本发明涉及一种添加石墨烯的AZO复合薄膜的制备方法,包括以下步骤:以二水乙酸锌和九水硝酸铝为反应物,以乙二醇甲醚作溶剂,乙醇胺作稳定剂,通过水解、缩合和陈化得到AZO溶胶;把石墨烯片状粉末加入AZO溶胶中,超声振荡使二者充分混合,制得镀膜液;将上述制备的镀膜液均匀涂覆在基片上,热处理使其结晶,如此重复多次操作直到得到所需厚度的薄膜;在还原性气氛下热处理使膜层充分结晶固化得到复合薄膜。本发明的优点:采用石墨烯与AZO复合,制备出石墨烯/AZO复合薄膜,以及在AZO薄膜原有基础上提高其导电性能及其透光率,该方法制备的AZO薄膜能够应用于太阳能电池、透明薄膜晶体管、低辐射窗口和电子触摸屏领域。

Description

一种添加石墨烯的AZO复合薄膜的制备方法
技术领域
本发明涉及玻璃表面镀膜技术领域,特别涉及一种添加石墨烯的AZO复合薄膜的制备方法。
背景技术
AZO薄膜是在氧化锌晶体结构中掺入化学元素周期表第Ⅲ族元素铝制备的透明导电膜,是一种可见光透明的宽带隙氧化物半导体材料。在太阳能电池、透明薄膜晶体管、低辐射窗口、电子触摸屏等方面发挥重要作用。磁控溅射法、脉冲激光沉积法制备的氧化锌基薄膜品质高,但需要复杂的真空设备,生产效率低,需要高纯靶材,成分调整困难,成膜面积受到限制。喷雾热分解法、溶胶-凝胶法、电化学沉积法等都可以实现低成本、大面积成膜,但其工艺还有待进一步改进,提高AZO膜的导电性和透明性。溶胶-凝胶技术试制金属有机或无机化合物经溶液、溶胶、凝胶而固化,在溶胶或凝胶状态下成型,再经热处理转化为氧化物膜的湿化学方法。

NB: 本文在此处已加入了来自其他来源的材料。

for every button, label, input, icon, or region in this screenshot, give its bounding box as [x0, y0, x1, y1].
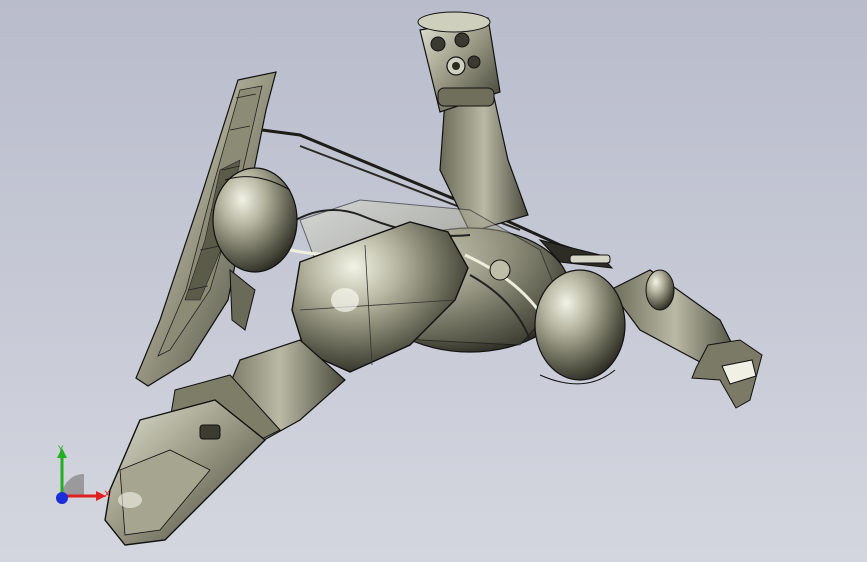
- cad-viewport[interactable]: Y X: [0, 0, 867, 562]
- robot-3d-model[interactable]: [0, 0, 867, 562]
- x-axis-label: X: [104, 490, 110, 500]
- y-axis-label: Y: [57, 445, 64, 455]
- right-arm: [534, 269, 763, 409]
- triad-plane: [62, 474, 84, 496]
- upper-leg: [417, 11, 529, 233]
- left-shoulder: [212, 167, 298, 331]
- z-axis-dot: [56, 492, 68, 504]
- axis-triad: Y X: [56, 445, 110, 504]
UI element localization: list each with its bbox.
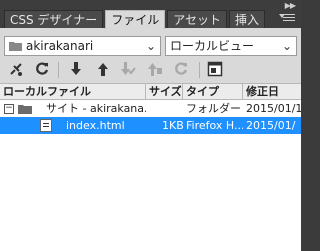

石墨烯具有很高的载流子迁移率。另外,单层的石墨烯透光率高达97.7%,几乎完全透明,4层的化学沉积石墨烯仍具有约90%的透过率,高于商业化的 ITO、FTO和AZO薄膜的透过率。因此,理论上石墨烯是一种良好的透明导电膜材料。作为由单层碳原子紧密堆积而成的二维蜂窝状材料,现阶段尚没有把石墨烯优良的光电性能为其在sol-gel法制备AZO薄膜中的应用方法以供使用。
发明内容
本发明的目的是为了解决背景技术中存在的缺点,而提出的一种添加石墨烯的AZO复合薄膜的制备方法。
为了实现上述目的,本发明采用了如下技术方案:
一种添加石墨烯的AZO复合薄膜的制备方法,其特征在于,包括以下步骤:
步骤一、以二水乙酸锌和九水硝酸铝为反应物,以乙二醇甲醚作溶剂,乙醇胺作稳定剂,通过水解、缩合和陈化得到AZO溶胶;
步骤二、把石墨烯片状粉末加入AZO溶胶中,超声振荡使二者充分混合,制得镀膜液;
步骤三、将上述制备的镀膜液均匀涂覆在基片上,热处理使其结晶,结晶后,再次涂覆镀膜液和热处理结晶,如此重复多次操作直到得到所需厚度的薄膜;
步骤四、薄膜达到目标厚度后,在还原性气氛下进一步进行热处理使膜层充分结晶固化,得到复合薄膜。
在上述技术方案的基础上,可以有以下进一步的技术方案:
步骤一中陈化时间为24h-48h。
步骤二中所述石墨烯片状粉末粒径为10nm-400nm,其添加量为所述AZO溶胶的质量的0.01%-1%。
步骤二中超声振荡时间为36h-48h,石墨烯片状粉末在AZO溶胶中充分混合后静置70h-80h。
步骤三中热处理的温度为350℃-420℃,每次热处理维持时间8min-10min。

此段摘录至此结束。